Portugal’s Prime Minister has been accused of trying to protect Angolan tycoon Isabel dos Santos in bank BIC of which she was a principal share holder for the sake of Angolan-Portuguese relations, but this is only one case outlined in the book.
“We can’t mistreat the daughter of a president of a country friendly to Portugal” António Costa is supposed to have told Carlos Costa in April 2016 in a bid to not have her removed from the board of Banco BIC.
But there is a crop of companies including Endesa and EDP (both energy) Altice (telecoms), Galp (energy), Pingo Doce (food retail) and Novobanco (banking) among others against which the Prime Minister may have either pressured or made undue comments.
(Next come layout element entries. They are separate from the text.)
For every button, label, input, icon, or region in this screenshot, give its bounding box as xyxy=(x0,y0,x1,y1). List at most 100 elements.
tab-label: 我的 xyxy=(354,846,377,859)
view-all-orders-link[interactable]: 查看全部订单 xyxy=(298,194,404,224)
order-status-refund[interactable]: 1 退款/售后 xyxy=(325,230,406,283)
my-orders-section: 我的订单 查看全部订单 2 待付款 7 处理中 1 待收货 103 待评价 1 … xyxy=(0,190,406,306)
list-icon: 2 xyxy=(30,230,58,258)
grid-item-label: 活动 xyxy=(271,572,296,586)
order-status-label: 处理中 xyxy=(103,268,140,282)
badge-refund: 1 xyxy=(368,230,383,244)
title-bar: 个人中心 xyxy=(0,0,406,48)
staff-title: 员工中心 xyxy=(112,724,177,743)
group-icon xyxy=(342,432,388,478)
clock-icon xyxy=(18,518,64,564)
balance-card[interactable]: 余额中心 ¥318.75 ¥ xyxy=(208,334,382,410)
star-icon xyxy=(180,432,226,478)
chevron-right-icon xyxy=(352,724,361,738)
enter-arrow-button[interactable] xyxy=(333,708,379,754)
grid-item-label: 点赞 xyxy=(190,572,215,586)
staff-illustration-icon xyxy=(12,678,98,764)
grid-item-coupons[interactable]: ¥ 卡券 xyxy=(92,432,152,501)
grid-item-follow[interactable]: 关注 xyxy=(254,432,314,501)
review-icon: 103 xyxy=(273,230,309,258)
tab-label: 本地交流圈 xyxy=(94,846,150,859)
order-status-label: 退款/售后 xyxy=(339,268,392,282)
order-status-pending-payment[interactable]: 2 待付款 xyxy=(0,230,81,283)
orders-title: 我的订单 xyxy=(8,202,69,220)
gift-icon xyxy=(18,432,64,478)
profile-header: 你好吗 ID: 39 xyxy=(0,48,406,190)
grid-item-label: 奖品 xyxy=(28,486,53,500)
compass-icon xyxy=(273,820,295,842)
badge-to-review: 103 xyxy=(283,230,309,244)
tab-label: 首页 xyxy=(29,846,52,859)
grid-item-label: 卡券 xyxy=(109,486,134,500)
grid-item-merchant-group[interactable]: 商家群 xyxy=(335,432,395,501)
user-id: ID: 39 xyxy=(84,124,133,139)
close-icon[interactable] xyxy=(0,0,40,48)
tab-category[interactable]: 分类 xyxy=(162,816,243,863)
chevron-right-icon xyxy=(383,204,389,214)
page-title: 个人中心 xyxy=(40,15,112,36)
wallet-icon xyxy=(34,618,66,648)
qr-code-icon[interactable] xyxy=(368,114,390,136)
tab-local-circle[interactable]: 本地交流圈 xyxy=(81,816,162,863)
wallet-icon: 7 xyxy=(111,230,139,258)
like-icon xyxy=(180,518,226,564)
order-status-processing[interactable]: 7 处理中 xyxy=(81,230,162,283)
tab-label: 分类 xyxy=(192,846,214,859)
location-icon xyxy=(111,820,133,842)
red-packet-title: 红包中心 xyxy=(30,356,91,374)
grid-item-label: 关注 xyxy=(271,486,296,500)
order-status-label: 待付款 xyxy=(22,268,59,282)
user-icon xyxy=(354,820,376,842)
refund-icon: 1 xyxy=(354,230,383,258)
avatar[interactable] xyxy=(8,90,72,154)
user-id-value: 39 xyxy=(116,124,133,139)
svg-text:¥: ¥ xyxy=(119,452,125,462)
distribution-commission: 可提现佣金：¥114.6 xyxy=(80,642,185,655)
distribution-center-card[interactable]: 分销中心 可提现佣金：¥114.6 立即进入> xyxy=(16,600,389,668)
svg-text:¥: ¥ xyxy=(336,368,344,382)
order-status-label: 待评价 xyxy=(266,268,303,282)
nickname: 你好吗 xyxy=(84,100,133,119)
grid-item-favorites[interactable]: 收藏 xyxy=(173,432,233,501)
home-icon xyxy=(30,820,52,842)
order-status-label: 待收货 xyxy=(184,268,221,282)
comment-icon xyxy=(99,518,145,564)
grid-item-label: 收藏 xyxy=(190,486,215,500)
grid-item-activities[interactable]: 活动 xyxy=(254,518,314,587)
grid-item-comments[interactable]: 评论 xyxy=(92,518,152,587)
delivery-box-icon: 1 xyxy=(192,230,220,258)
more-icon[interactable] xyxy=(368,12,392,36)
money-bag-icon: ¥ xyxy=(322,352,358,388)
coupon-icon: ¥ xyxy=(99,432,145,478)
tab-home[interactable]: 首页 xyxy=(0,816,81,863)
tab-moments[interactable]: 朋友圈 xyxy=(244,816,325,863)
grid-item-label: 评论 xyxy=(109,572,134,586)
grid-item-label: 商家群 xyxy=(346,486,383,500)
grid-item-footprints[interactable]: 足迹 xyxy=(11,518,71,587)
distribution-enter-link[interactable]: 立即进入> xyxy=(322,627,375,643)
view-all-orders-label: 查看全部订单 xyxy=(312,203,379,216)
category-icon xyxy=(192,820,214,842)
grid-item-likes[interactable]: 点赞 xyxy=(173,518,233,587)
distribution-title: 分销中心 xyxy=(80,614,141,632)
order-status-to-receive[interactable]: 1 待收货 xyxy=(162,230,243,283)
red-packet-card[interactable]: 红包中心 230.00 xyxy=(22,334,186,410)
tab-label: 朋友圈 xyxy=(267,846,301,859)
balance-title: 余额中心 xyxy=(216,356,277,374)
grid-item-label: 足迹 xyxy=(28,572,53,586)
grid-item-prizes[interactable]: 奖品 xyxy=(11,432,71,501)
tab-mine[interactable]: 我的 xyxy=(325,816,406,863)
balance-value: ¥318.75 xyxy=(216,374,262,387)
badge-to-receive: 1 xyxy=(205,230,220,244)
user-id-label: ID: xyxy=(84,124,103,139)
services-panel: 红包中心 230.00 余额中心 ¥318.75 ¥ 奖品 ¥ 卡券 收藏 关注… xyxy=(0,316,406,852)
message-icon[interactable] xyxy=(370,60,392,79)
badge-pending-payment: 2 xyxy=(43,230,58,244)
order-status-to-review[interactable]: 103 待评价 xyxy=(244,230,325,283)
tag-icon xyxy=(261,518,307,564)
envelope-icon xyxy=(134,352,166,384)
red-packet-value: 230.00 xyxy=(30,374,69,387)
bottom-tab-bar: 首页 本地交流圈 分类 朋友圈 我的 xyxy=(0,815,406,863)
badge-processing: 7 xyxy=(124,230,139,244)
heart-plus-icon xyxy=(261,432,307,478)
Three of the 14 cases are outlined below:
The President of energy company Endesa stated in an interview that when he suggested electricity bills might have to go up 40% because of gas supply and inflation problems, António Costa issued an order obliging all bills issued by the company for State contracts would only be settled after validation by the Secretary of State for Energy, João Galamba.
When it was suggested to the Prime Minister that he was discriminating against the company – no others had to following this procedure – the Prime Minister refuted the accusation by saying: “No, no, this isn’t discrimination at all. As we all heard, the president of this company announced that prices would go up 40% and said something that wasn’t true; that this increase was the result of the existence of the Iberian market, which as everyone knows is a lie. Therefore, this demands particular caution regarding this operator”.
In a TV debate with Rui Rio (PSD party) in January this year during a pre-election campaign, António Costa said that if the State had not upturned privatisation, TAP would have “gone to the wall”.
“We bought TAP to precisely prevent that private company that was there and which didn’t merit any confidence, would not wind TAP up on the day it went bankrupt. In 2002, Mr. Neeleman’s companies (David Neeleman was the main shareholder) were falling like ninepins around the world”.
In the days that followed, the former TAP private shareholder accused António Costa of having lied by making such statements which affected his “good name and reputation”, adding that he expected an apology. During the electoral campaign, when asked if he would apologise to the Brazilian entrepreneur, the Prime Minister replied: “As if I’m going to do that!”
In May 2020, salaries at Novobanco were a controversial topic, with various parties criticising the bank’s management, in particular the sale of assets below their estimated market value which made negative financial results even worse. António Costa forwarded the justification for cash injections into the bank to a special Deloitte audit, but said he also suspected the other banks, which were financing the Resolution Fund, were not “prepared to finance bad management at the institution”. (Novobanco) This talk of bonuses and high management salaries when the bank was making high losses and receiving millions in capital injections from the Resolution Fund forced António Ramalho to make a public statement that he felt as though he was being used as a “political punch bag” and added that he would not be “used for political point scoring in front of a media show”.